La législation russe distingue deux sortes de noblesse : la noblesse transmissible, héréditaire (potomstvennaïa), et la noblesse personnelle (litchnaïa), qui ne descend point du père aux enfants. Pour nous, ces mots de « noble personnel » semblent une sorte d’antithèse, et l’anoblissement viager une contradiction. Séparée de l’hérédité, la noblesse n’est à nos yeux qu’un non-sens. Une telle institution accuse nettement le caractère particulier de la hiérarchie russe. Le dvorianstvo n’étant que la classe des serviteurs de l’État, il a bien fallu, lors de l’introduction en Russie de la bureaucratie compliquée de l’Occident, distinguer entre les fonctions élevées et les emplois inrérieurs.
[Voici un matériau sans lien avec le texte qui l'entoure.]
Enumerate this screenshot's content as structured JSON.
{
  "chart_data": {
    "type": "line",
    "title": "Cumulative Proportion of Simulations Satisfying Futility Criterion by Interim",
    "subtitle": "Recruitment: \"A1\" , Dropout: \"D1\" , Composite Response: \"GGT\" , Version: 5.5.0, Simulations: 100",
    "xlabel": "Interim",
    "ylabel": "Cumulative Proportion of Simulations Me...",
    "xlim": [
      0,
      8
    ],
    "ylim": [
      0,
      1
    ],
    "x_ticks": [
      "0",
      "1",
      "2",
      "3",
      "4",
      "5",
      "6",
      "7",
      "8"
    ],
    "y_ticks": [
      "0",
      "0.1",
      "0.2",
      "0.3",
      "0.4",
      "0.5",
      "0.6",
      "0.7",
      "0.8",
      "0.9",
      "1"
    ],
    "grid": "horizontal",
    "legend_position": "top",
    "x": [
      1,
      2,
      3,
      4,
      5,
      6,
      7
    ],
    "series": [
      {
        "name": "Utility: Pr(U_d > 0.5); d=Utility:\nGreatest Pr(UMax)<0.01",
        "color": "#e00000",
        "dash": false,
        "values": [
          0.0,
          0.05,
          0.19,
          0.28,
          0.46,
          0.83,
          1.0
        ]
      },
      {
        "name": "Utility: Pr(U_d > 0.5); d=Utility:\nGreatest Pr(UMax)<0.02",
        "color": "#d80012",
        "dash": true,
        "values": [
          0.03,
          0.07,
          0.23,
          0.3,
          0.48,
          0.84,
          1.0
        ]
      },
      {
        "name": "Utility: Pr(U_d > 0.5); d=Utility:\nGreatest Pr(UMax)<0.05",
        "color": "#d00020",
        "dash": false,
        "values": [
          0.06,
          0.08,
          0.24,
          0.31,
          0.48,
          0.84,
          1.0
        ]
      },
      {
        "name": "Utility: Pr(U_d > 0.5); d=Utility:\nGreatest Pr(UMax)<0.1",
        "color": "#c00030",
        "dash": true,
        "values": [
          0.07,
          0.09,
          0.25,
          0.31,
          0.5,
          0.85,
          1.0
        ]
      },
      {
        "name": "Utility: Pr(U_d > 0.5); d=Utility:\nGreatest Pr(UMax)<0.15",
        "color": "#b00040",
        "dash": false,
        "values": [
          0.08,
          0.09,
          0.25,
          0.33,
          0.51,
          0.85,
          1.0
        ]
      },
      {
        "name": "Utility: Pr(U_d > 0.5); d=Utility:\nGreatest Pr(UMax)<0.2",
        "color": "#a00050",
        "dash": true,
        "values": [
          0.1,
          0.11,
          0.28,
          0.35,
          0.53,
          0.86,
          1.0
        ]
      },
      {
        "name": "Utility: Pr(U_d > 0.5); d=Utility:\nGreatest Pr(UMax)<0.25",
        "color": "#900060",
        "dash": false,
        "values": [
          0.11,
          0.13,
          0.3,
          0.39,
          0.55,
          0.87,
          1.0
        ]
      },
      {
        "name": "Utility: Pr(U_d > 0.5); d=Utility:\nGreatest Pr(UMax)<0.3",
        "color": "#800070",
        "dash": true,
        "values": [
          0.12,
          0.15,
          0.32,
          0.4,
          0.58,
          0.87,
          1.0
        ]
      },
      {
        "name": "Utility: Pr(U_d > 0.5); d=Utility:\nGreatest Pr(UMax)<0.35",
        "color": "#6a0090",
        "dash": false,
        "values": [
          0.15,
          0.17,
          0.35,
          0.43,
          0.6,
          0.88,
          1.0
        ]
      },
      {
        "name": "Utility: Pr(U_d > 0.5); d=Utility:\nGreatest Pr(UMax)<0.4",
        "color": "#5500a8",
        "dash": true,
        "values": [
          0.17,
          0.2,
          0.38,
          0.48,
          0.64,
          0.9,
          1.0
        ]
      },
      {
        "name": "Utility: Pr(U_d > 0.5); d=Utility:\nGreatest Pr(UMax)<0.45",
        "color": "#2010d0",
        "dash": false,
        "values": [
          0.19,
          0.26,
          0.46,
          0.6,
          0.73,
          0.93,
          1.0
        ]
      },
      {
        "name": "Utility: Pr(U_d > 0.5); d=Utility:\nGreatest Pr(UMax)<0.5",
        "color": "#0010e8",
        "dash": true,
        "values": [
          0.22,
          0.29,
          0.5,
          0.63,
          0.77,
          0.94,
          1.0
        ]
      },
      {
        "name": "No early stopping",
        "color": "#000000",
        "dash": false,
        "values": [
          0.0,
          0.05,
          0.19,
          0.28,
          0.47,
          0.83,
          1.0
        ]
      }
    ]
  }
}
De là, parmi les gens au service public, la création de deux noblesses. À l’employé subalterne, ce titre de dvorianine personnel assurait les privilèges ou mieux les droits de

  1. Dvorianine, pluriel dvoriané, de dvor (cour), mot russe qui a presque tous les sens de son équivalent français et quelques autres en outre. Ainsi s’explique comment le mot, qui désigne la noblesse, a le même radical que dvornik, portier, et dvorosyi, lequel désignait les serfs attachés au service de la maison du maître. Peut-être pourrait-on du reste découvrir une analogie entre la position des dvorianes ou nobles vis-à-vis du tsar et celle des dvorovyé tsoudi ou serfs domestiques vis-à-vis de leur seigneur.